The anthropologist Helen Fisher has a theory called "The Three Loves Theory". She argues that humans experience "love" in three separate ways. Here, I've called them "Infatuation," "Romance" and "Commitment." Infatuation is a purely carnal attraction to someone.

Do men release vasopressin when in love? ›

A man's dopamine and vasopressin increase when they're dating a woman, enjoying it, and is sexually interested in them.

What does vasopressin do to a man? ›

Oxytocin acting within the brain is essential for mother-infant bonding, pair bonding, empathy and sexual behavior in females; whereas vasopressin acting centrally reinforces territorial aggression, mate guarding and pair bonding in males.

What hormone makes men fall in love? ›

Scientifically, it's been discovered that love is caused by the release of various hormones in the brain. Love biologist Dawn Maslar states that hormones such as dopamine and vasopressin are important for a man to begin falling in love.

What is empty love? ›

Empty love is characterized by commitment without intimacy or passion. A stronger love may deteriorate into empty love. In an arranged marriage, the spouses' relationship may begin as empty love and develop into another form, indicating "how empty love need not be the terminal state of a long-term relationship ...

What happens in our brain when we feel love? ›

Being love-struck also releases high levels of dopamine, a chemical that “gets the reward system going,” said Olds. Dopamine activates the reward circuit, helping to make love a pleasurable experience similar to the euphoria associated with use of cocaine or alcohol.

Which form of love involves high levels of commitment intimacy and passion? ›

A strong dose of all three components-found in consummate love-typifies, for many of us, an ideal relationship. However time alone does not cause intimacy, passion, and commitment to occur and grow.

What are the 3 levels of love? ›

The 3 Loves Theory affirms that people go through 3 powerful loves in their life, with the third one being a committed and long-lasting love. Eros, philia, and agape are often touted as the 3 Greek types of love, but there are actually 5 other types (8 total): storge, ludus, mania, pragma, and philautia.

What are the three theories of love? ›

The triangular theory of love explains the topic of love in an interpersonal relationship.

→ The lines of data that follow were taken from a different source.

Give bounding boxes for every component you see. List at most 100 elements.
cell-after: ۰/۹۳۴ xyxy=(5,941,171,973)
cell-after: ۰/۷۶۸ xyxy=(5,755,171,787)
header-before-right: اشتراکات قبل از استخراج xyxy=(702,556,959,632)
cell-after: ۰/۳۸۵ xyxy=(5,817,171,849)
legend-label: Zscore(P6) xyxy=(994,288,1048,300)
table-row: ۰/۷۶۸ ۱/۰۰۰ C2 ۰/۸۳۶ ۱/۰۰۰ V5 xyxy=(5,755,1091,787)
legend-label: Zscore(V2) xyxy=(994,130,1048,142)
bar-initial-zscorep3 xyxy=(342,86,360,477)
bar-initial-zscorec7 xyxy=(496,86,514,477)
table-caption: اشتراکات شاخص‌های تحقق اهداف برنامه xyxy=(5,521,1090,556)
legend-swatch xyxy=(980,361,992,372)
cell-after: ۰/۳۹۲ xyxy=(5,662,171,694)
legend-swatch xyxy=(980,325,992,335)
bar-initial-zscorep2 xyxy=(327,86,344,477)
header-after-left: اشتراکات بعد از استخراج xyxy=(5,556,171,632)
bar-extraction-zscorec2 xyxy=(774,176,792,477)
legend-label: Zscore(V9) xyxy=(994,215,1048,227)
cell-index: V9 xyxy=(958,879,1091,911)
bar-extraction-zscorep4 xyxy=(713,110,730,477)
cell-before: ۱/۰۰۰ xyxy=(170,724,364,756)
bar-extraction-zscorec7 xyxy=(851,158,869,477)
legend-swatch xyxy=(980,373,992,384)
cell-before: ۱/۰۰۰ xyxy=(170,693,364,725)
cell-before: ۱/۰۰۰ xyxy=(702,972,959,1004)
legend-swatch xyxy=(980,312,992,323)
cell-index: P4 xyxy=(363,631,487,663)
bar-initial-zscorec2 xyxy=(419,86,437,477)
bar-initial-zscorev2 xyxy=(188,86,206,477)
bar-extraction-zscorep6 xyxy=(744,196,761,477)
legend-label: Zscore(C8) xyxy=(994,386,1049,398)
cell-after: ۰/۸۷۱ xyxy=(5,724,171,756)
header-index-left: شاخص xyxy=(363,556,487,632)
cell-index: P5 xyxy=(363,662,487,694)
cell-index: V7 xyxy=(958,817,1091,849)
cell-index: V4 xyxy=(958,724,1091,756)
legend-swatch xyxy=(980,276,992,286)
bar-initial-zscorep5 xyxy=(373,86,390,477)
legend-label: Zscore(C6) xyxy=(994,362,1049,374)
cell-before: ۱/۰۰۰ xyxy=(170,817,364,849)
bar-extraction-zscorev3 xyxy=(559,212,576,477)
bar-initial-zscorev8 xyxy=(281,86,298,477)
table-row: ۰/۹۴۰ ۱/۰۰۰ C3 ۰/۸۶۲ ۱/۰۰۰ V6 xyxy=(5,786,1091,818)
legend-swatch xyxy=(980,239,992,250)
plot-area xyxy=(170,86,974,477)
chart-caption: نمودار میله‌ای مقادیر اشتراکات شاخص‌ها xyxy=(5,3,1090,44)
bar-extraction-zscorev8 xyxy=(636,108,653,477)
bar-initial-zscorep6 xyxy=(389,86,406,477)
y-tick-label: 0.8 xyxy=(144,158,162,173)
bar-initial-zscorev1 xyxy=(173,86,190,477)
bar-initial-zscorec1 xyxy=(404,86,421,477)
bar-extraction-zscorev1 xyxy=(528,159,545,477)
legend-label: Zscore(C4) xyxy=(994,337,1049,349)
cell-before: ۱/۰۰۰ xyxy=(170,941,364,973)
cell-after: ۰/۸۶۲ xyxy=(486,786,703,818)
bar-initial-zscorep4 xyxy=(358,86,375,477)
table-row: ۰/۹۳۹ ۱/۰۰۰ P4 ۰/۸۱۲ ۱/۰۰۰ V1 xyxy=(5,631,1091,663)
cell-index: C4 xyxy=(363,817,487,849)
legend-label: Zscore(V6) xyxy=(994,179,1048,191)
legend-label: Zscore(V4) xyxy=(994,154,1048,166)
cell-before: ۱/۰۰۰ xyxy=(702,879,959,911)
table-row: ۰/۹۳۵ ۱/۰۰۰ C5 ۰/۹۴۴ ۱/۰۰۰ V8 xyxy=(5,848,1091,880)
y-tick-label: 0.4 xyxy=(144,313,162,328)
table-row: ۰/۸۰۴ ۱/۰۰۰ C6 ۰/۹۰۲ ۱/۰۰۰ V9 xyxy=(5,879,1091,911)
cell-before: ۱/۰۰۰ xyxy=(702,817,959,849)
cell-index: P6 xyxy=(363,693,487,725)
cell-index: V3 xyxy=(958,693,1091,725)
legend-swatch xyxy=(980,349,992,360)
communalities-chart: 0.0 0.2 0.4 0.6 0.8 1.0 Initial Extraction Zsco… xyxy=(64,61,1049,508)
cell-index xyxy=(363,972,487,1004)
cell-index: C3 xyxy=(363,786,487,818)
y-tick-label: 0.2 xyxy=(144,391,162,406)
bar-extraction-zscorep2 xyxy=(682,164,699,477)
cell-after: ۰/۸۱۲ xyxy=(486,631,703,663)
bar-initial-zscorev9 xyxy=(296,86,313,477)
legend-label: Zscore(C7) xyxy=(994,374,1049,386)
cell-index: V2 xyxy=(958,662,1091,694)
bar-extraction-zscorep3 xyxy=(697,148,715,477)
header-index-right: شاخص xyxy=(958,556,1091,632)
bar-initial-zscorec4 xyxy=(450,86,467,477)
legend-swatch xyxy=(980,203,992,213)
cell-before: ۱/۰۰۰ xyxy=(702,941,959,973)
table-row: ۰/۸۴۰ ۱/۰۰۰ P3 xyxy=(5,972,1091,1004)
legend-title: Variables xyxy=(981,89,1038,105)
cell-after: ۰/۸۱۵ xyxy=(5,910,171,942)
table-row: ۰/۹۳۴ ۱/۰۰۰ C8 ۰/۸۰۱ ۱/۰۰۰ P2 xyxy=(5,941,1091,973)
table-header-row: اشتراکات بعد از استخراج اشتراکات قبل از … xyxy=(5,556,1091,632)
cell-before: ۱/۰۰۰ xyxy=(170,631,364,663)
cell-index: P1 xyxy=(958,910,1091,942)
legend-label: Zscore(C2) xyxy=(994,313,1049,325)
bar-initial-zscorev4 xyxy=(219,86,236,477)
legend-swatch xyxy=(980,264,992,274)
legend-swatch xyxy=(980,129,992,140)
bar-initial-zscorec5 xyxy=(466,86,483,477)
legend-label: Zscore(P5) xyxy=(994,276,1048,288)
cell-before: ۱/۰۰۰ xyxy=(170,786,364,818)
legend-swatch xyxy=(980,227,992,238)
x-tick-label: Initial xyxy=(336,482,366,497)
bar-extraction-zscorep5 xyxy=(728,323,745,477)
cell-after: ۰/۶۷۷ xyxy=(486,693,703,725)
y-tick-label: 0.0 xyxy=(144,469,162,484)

Psychologist Robert Sternberg's theory describes types of love based on three different scales: intimacy, passion, and commitment.

What are the three components of the triangular theory of love? ›

Psychologist Robert Sternberg's Triangular Theory of Love identifies three components of love: Intimacy, Passion, and Commitment.

What is the fall in love 3 times theory? ›

The theory goes that in our lifetime it's believed that we fall in love three times. You could have had five boyfriends or five marriages, but at the end of the day you may only truly love 3 of those people, and each of those loves happens at a certain phase in your life.